Last night at Sunset Center in Carmel, Chamber Music Monterey Bay initiated its 2017-2018 season with a return engagement by the Miró Quartet (this concert represented its fifth appearance for CMMB). The Miró Quartet consists of Daniel Ching, violin, William Fedkenheuer, violin, John Largess, viola, and Joshua Gindele, cello. Based in Austin, TX, the Miró Quartet takes its name from the Spanish artist, Joan Miró, whose surrealist works — with subject matter drawn from the realm of memory and imaginative fantasy — are some of the most original of the 20th century.
Right from the opening notes of five Selections from Cypresses by Antonín Dvořák, we knew we were about to hear a remarkable performance. What was immediately apparent was a blending of rich, mellow sounds in perfect synchronization — effortless playing that captured Dvořák’s youthful spirit, but also revealed that even at an early age he was already an accomplished master of his craft. There was much beauty and charm in this moving performance.

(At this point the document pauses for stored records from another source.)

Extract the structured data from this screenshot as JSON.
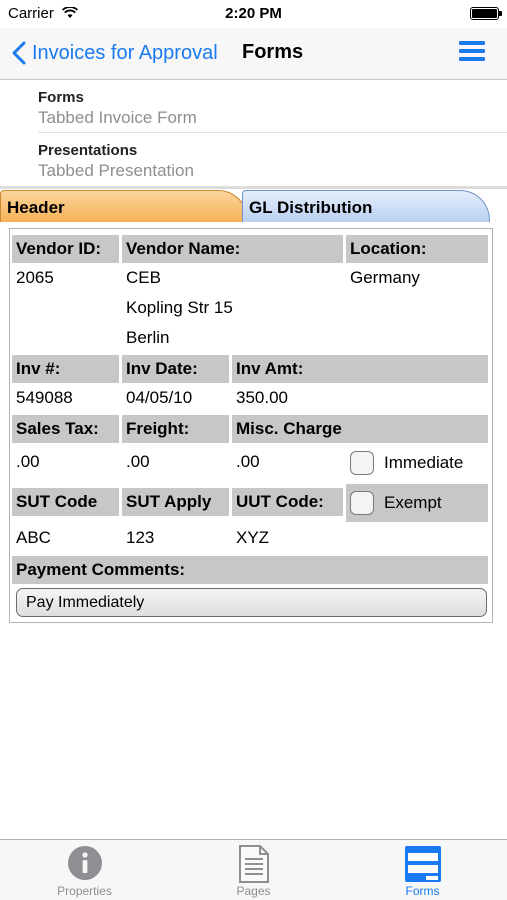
{
  "status_bar": {
    "carrier": "Carrier",
    "time": "2:20 PM"
  },
  "nav": {
    "back_label": "Invoices for Approval",
    "title": "Forms"
  },
  "list": [
    {
      "title": "Forms",
      "subtitle": "Tabbed Invoice Form"
    },
    {
      "title": "Presentations",
      "subtitle": "Tabbed Presentation"
    }
  ],
  "tabs": {
    "header": "Header",
    "gl": "GL Distribution",
    "active": "Header"
  },
  "form": {
    "vendor_id_label": "Vendor ID:",
    "vendor_name_label": "Vendor Name:",
    "location_label": "Location:",
    "vendor_id": "2065",
    "vendor_name": "CEB",
    "address_line": "Kopling Str 15",
    "city": "Berlin",
    "location": "Germany",
    "inv_no_label": "Inv #:",
    "inv_date_label": "Inv Date:",
    "inv_amt_label": "Inv Amt:",
    "inv_no": "549088",
    "inv_date": "04/05/10",
    "inv_amt": "350.00",
    "sales_tax_label": "Sales Tax:",
    "freight_label": "Freight:",
    "misc_label": "Misc. Charge",
    "sales_tax": ".00",
    "freight": ".00",
    "misc": ".00",
    "immediate_label": "Immediate",
    "immediate_checked": false,
    "sut_code_label": "SUT Code",
    "sut_apply_label": "SUT Apply",
    "uut_code_label": "UUT Code:",
    "exempt_label": "Exempt",
    "exempt_checked": false,
    "sut_code": "ABC",
    "sut_apply": "123",
    "uut_code": "XYZ",
    "payment_comments_label": "Payment Comments:",
    "payment_comments": "Pay Immediately"
  },
  "tab_bar": [
    {
      "label": "Properties",
      "icon": "info-icon",
      "active": false
    },
    {
      "label": "Pages",
      "icon": "pages-icon",
      "active": false
    },
    {
      "label": "Forms",
      "icon": "forms-icon",
      "active": true
    }
  ],
  "colors": {
    "accent": "#1a7bf0",
    "header_tab": "#f5b156",
    "gl_tab": "#b9d0f2",
    "field_header": "#c7c7c7"
  }
}
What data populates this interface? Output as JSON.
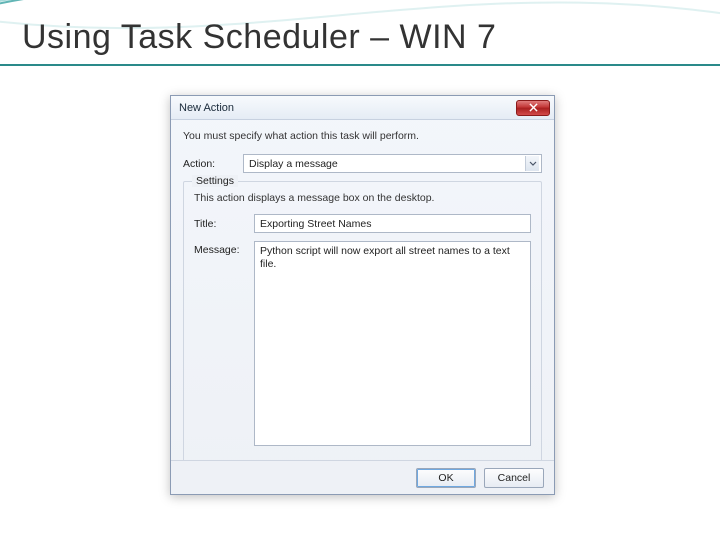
{
  "slide": {
    "title": "Using Task Scheduler – WIN 7"
  },
  "dialog": {
    "title": "New Action",
    "instruction": "You must specify what action this task will perform.",
    "action_label": "Action:",
    "action_value": "Display a message",
    "settings_group": "Settings",
    "settings_desc": "This action displays a message box on the desktop.",
    "title_label": "Title:",
    "title_value": "Exporting Street Names",
    "message_label": "Message:",
    "message_value": "Python script will now export all street names to a text file.",
    "ok": "OK",
    "cancel": "Cancel"
  }
}
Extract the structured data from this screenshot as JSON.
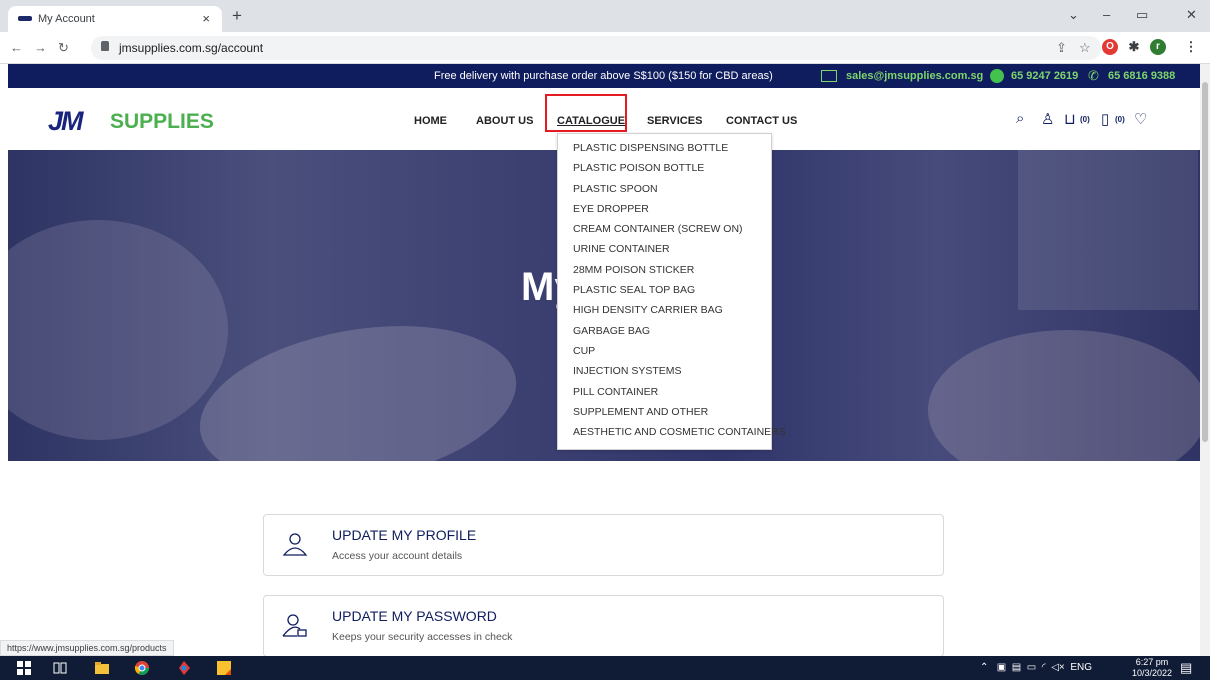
{
  "browser": {
    "tab_title": "My Account",
    "tab_close": "×",
    "new_tab": "+",
    "url": "jmsupplies.com.sg/account",
    "status_url": "https://www.jmsupplies.com.sg/products"
  },
  "topbar": {
    "promo": "Free delivery with purchase order above S$100 ($150 for CBD areas)",
    "email": "sales@jmsupplies.com.sg",
    "whatsapp": "65 9247 2619",
    "phone": "65 6816 9388"
  },
  "logo": {
    "jm": "JM",
    "supplies": "SUPPLIES"
  },
  "nav": {
    "home": "HOME",
    "about": "ABOUT US",
    "catalogue": "CATALOGUE",
    "services": "SERVICES",
    "contact": "CONTACT US"
  },
  "header_counts": {
    "cart": "(0)",
    "quote": "(0)"
  },
  "catalogue_menu": [
    "PLASTIC DISPENSING BOTTLE",
    "PLASTIC POISON BOTTLE",
    "PLASTIC SPOON",
    "EYE DROPPER",
    "CREAM CONTAINER (SCREW ON)",
    "URINE CONTAINER",
    "28MM POISON STICKER",
    "PLASTIC SEAL TOP BAG",
    "HIGH DENSITY CARRIER BAG",
    "GARBAGE BAG",
    "CUP",
    "INJECTION SYSTEMS",
    "PILL CONTAINER",
    "SUPPLEMENT AND OTHER",
    "AESTHETIC AND COSMETIC CONTAINERS"
  ],
  "hero": {
    "title_visible": "My"
  },
  "cards": [
    {
      "title": "UPDATE MY PROFILE",
      "subtitle": "Access your account details"
    },
    {
      "title": "UPDATE MY PASSWORD",
      "subtitle": "Keeps your security accesses in check"
    }
  ],
  "taskbar": {
    "lang": "ENG",
    "time": "6:27 pm",
    "date": "10/3/2022"
  },
  "colors": {
    "brand_navy": "#0f1d5e",
    "brand_green": "#4caf50",
    "highlight_red": "#e51b24"
  }
}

The centerpiece of the program was a 10th anniversary performance of Credo, a work by Kevin Puts (rhymes with “flutes”) commissioned by CMMB in 2007. Puts had been asked in the original commission to incorporate in this work aspects of American life, both negative and positive. Speaking on stage in 2007 at the premiere performance, Puts said that although he recognized that our society has serious problems both internally and externally, he could still say that he was proud to be an American. Now, ten years later, the problems in American society that disturbed Puts in 2007 are worse than ever — our involvement in foreign wars, drug addiction and a gun culture that continues to facilitate horrifying mass shootings. Mr. Puts was not on stage for this performance to reveal his current thoughts, but if he had been, I believe he would have added to his concerns about America’s future the ever increasing threat from climate change — warming oceans, massive dangerous storms, flooding and rising ocean levels.
Since Mr. Puts wasn’t able to be with us last night, the performance of his masterpiece, Credo, had to speak for itself. The brilliant and expressive playing by the members of the Miró Quartet fascinates us as much ten years later as it did in its original premiere performance. However, in the ensuing ten years the performers have added increased intensity and new levels of expressivity. By any standard it was thoroughly satisfying and masterful performance we heard last night.
The concert ended with a performance of Beethoven’s String Quartet No. 13 in B-flat Major, Op. 130. What can we say about this epic work that hasn’t already been said? Well, we can say that in the hands of the members of the Miró Quartet, we heard new subtleties and new intensities in this bold and dramatic performance. At forty-seven minutes duration, it demands a lot from audiences, but it was a journey well worth taking.
The audience apparently agreed, for there was a prolonged standing ovation.